Pre-config the data in Excel

You can make the data easily usable in QGIS by cleaning it up a bit in Excel


  • Open the notes.csv file inExcel
  • Remove the last two columns
  • Select the data in form column
  • Data –> text to columns –> Delimited –> choose comma and Other with a colon for its value
  • Find the column with the “Post” data in it –> label it as “Description”
  • Remove all the other new columns
  • Remove the other column called description and text column
  • Change the time measurement system form UNIX time
  • Insert a column between Description and ts
  • In that column put in this formula where “tscellvalue” is the field that has the ts data
  • Format the cell with this custom value
yyyy/mm/dd hh:mm:ss 

Image data

You can perform the same steps on the images.csv file as well, but for the sake of the tutorial, there is no need to repeat the steps (we will leave that to the assignment…)

Bring your data into QGIS

You can get a point layer from the excel file very easily in QGIS – just like all activities in QGIS!

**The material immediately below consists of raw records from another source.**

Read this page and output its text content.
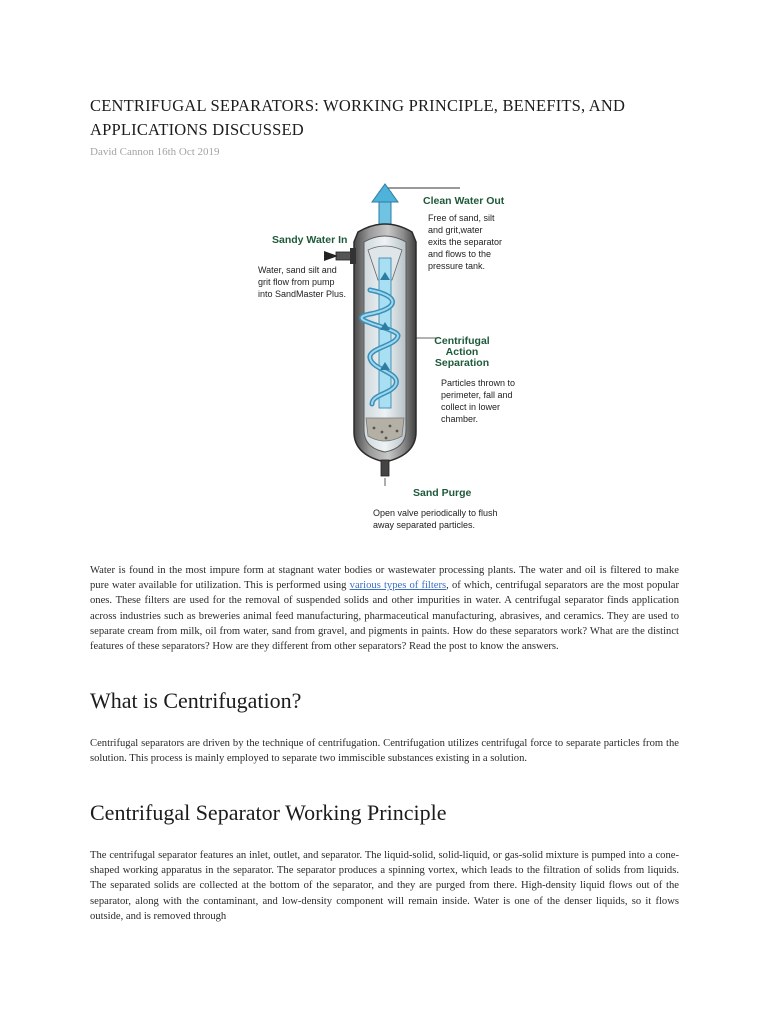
CENTRIFUGAL SEPARATORS: WORKING PRINCIPLE, BENEFITS, AND APPLICATIONS DISCUSSED
David Cannon 16th Oct 2019
Clean Water Out
Free of sand, silt
and grit,water
exits the separator
and flows to the
pressure tank.
Sandy Water In
Water, sand silt and
grit flow from pump
into SandMaster Plus.
Centrifugal
Action
Separation
Particles thrown to
perimeter, fall and
collect in lower
chamber.
Sand Purge
Open valve periodically to flush
away separated particles.

Water is found in the most impure form at stagnant water bodies or wastewater processing plants. The water and oil is filtered to make pure water available for utilization. This is performed using various types of filters, of which, centrifugal separators are the most popular ones. These filters are used for the removal of suspended solids and other impurities in water. A centrifugal separator finds application across industries such as breweries animal feed manufacturing, pharmaceutical manufacturing, abrasives, and ceramics. They are used to separate cream from milk, oil from water, sand from gravel, and pigments in paints. How do these separators work? What are the distinct features of these separators? How are they different from other separators? Read the post to know the answers.

What is Centrifugation?

Centrifugal separators are driven by the technique of centrifugation. Centrifugation utilizes centrifugal force to separate particles from the solution. This process is mainly employed to separate two immiscible substances existing in a solution.

Centrifugal Separator Working Principle

The centrifugal separator features an inlet, outlet, and separator. The liquid-solid, solid-liquid, or gas-solid mixture is pumped into a cone-shaped working apparatus in the separator. The separator produces a spinning vortex, which leads to the filtration of solids from liquids. The separated solids are collected at the bottom of the separator, and they are purged from there. High-density liquid flows out of the separator, along with the contaminant, and low-density component will remain inside. Water is one of the denser liquids, so it flows outside, and is removed through
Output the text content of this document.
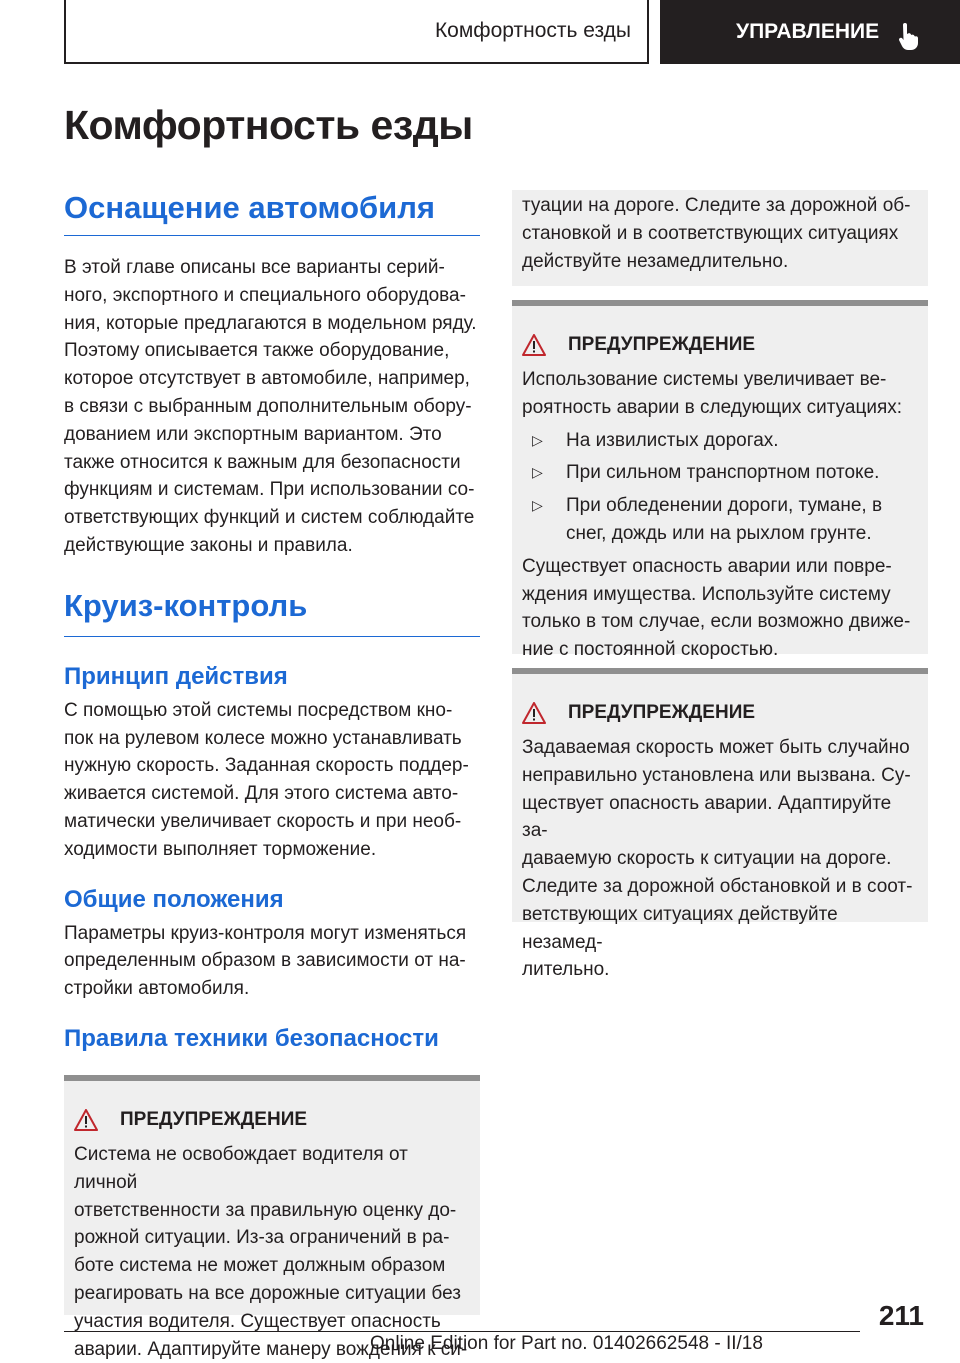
Комфортность езды	УПРАВЛЕНИЕ
Комфортность езды
Оснащение автомобиля

В этой главе описаны все варианты серий-
ного, экспортного и специального оборудова-
ния, которые предлагаются в модельном ряду.
Поэтому описывается также оборудование,
которое отсутствует в автомобиле, например,
в связи с выбранным дополнительным обору-
дованием или экспортным вариантом. Это
также относится к важным для безопасности
функциям и системам. При использовании со-
ответствующих функций и систем соблюдайте
действующие законы и правила.

Круиз-контроль
Принцип действия

С помощью этой системы посредством кно-
пок на рулевом колесе можно устанавливать
нужную скорость. Заданная скорость поддер-
живается системой. Для этого система авто-
матически увеличивает скорость и при необ-
ходимости выполняет торможение.

Общие положения

Параметры круиз-контроля могут изменяться
определенным образом в зависимости от на-
стройки автомобиля.

Правила техники безопасности
ПРЕДУПРЕЖДЕНИЕ

Система не освобождает водителя от личной
ответственности за правильную оценку до-
рожной ситуации. Из-за ограничений в ра-
боте система не может должным образом
реагировать на все дорожные ситуации без
участия водителя. Существует опасность
аварии. Адаптируйте манеру вождения к си-

туации на дороге. Следите за дорожной об-
становкой и в соответствующих ситуациях
действуйте незамедлительно.

ПРЕДУПРЕЖДЕНИЕ

Использование системы увеличивает ве-
роятность аварии в следующих ситуациях:

▷ На извилистых дорогах.
▷ При сильном транспортном потоке.
▷ При обледенении дороги, тумане, в
снег, дождь или на рыхлом грунте.

Существует опасность аварии или повре-
ждения имущества. Используйте систему
только в том случае, если возможно движе-
ние с постоянной скоростью.

ПРЕДУПРЕЖДЕНИЕ

Задаваемая скорость может быть случайно
неправильно установлена или вызвана. Су-
ществует опасность аварии. Адаптируйте за-
даваемую скорость к ситуации на дороге.
Следите за дорожной обстановкой и в соот-
ветствующих ситуациях действуйте незамед-
лительно.

211
Online Edition for Part no. 01402662548 - II/18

  • Drag in your excel file into QGIS
  • check out the attributes – all should be good
  • Under the processing tools, find the create points layer from table
  • Fill in the panel appropriately and you should see where the posts are for today’s tutorial
  • You should now have a pointZ file – check to see if that is the case

Joining the data to create a linkage to your photos

If you brought in both the notes and the image data, you should have two layers with locations of the note and the photos. Notice the datasets have one photo per note. What would happen if there were several photos per note? What would have we needed to do to get all the photos links from the notes.csv file?

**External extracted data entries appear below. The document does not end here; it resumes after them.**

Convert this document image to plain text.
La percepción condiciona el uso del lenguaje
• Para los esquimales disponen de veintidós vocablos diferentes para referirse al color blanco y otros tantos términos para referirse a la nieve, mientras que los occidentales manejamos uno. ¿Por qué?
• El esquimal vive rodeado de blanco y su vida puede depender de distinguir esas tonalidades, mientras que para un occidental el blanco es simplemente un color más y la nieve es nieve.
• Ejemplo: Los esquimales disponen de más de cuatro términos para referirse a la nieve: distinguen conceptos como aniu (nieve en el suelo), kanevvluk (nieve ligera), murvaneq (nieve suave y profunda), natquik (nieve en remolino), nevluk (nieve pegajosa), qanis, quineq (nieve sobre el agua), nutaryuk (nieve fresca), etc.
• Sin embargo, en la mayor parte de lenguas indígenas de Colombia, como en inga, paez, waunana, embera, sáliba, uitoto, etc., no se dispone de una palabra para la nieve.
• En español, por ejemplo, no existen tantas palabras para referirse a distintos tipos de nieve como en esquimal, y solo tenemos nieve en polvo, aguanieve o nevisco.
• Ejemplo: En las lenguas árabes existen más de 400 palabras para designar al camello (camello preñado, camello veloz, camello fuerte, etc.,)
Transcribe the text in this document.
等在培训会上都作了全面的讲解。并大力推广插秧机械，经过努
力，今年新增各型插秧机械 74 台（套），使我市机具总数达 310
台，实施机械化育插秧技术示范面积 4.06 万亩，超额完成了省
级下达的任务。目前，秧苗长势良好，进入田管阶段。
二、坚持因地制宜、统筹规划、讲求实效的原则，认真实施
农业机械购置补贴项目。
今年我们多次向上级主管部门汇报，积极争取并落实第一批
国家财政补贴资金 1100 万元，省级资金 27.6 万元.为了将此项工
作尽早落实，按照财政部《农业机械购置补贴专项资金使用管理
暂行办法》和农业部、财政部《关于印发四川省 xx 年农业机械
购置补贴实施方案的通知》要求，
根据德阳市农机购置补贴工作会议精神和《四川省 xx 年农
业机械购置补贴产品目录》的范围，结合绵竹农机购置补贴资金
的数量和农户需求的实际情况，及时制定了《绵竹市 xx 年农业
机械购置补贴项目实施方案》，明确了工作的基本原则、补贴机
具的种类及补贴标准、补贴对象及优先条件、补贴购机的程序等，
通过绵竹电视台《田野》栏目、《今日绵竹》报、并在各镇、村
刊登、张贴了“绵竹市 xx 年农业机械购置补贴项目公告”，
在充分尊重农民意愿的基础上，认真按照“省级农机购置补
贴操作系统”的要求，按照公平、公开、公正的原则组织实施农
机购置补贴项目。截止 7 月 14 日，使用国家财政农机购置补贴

We are not going to perform the link today, but we will review this in lecture on Wednesday (again with the relational data management stuff!!)

The easy way to get data off – sort of..

Using the gvSIG/Horton Machine app to export from SMASH

If you downloaded the gvSIG and Horton machine links from above, you should be good to go. As this is a JAVA program, it is simple to run it without installation.

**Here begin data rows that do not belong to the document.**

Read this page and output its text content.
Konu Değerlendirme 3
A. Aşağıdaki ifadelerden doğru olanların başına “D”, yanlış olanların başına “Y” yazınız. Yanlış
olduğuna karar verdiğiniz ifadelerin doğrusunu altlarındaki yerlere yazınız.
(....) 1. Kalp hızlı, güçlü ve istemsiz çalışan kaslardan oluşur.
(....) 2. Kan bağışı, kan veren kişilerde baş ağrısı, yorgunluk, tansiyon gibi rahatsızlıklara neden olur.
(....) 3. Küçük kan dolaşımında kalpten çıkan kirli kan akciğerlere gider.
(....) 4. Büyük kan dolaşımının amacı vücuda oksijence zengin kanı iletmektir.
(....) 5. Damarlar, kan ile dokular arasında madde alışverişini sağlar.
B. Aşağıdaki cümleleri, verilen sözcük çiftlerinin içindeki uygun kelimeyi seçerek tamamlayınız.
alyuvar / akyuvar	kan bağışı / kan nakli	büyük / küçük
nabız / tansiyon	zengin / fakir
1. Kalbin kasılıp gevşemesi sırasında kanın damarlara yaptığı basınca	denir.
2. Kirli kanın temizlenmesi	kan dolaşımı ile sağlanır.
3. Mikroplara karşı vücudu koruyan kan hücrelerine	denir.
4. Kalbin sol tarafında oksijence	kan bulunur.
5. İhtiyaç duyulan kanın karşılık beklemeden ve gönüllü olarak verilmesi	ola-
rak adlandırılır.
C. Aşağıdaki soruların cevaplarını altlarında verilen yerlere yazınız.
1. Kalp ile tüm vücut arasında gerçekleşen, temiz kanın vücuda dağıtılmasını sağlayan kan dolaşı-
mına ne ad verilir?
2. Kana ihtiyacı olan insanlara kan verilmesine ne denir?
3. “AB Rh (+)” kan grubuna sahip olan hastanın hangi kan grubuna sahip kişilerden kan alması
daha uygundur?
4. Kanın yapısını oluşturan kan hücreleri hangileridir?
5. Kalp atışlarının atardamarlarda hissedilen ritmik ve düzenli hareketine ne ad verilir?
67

Installing and setting up gvSIG

  • Unzip the file to a folder you wold like to work from – if you get overwrite file requests – yes to all
  • Once unzipped, go to that folder and launch the gvsig-desktop.exe executable
  • You will get an GIS looking type interface
  • Install the conversion plugin (HortonMachine)
  • Go to Tools–> Addons manager
  • Select the installation source as a file (middle option) and locate the hydrologis4gvsig_0.3.1.gvspks you also downloaded –> next
  • scroll through the table of plugins until you fine the grouping starting with “org.hortonmachine” and select all of those plugins –> next –> continue
  • Hit finish when done –> exit gvSIG –> restart gvSIG as above
  • The canvas should now be geopaprazzi green

Translating a gpap file to layers and photos

If all worked well in the install , you should be able to convert your gpap file easily

  • Find the “Add Layer Button”
  • Open the GvSIG Mobile/Geopaprazzi tab
  • Locate your gpap file – it is the duplicate of the .sqlite file from the downloads on fileshare. You can get away with copying or renaming the file to a .gpap extension
  • A separate panel will launch –> Click accept in the main panel
  • Close the extra panel and there should be layers in your canvas

Understanding the translation function

If you peruse the attribute table you can see that the software has carried out the heavy lifting you did above. See if you can figure out where the shape files and images are located. Open the layers in QGIS and close off gvSIG.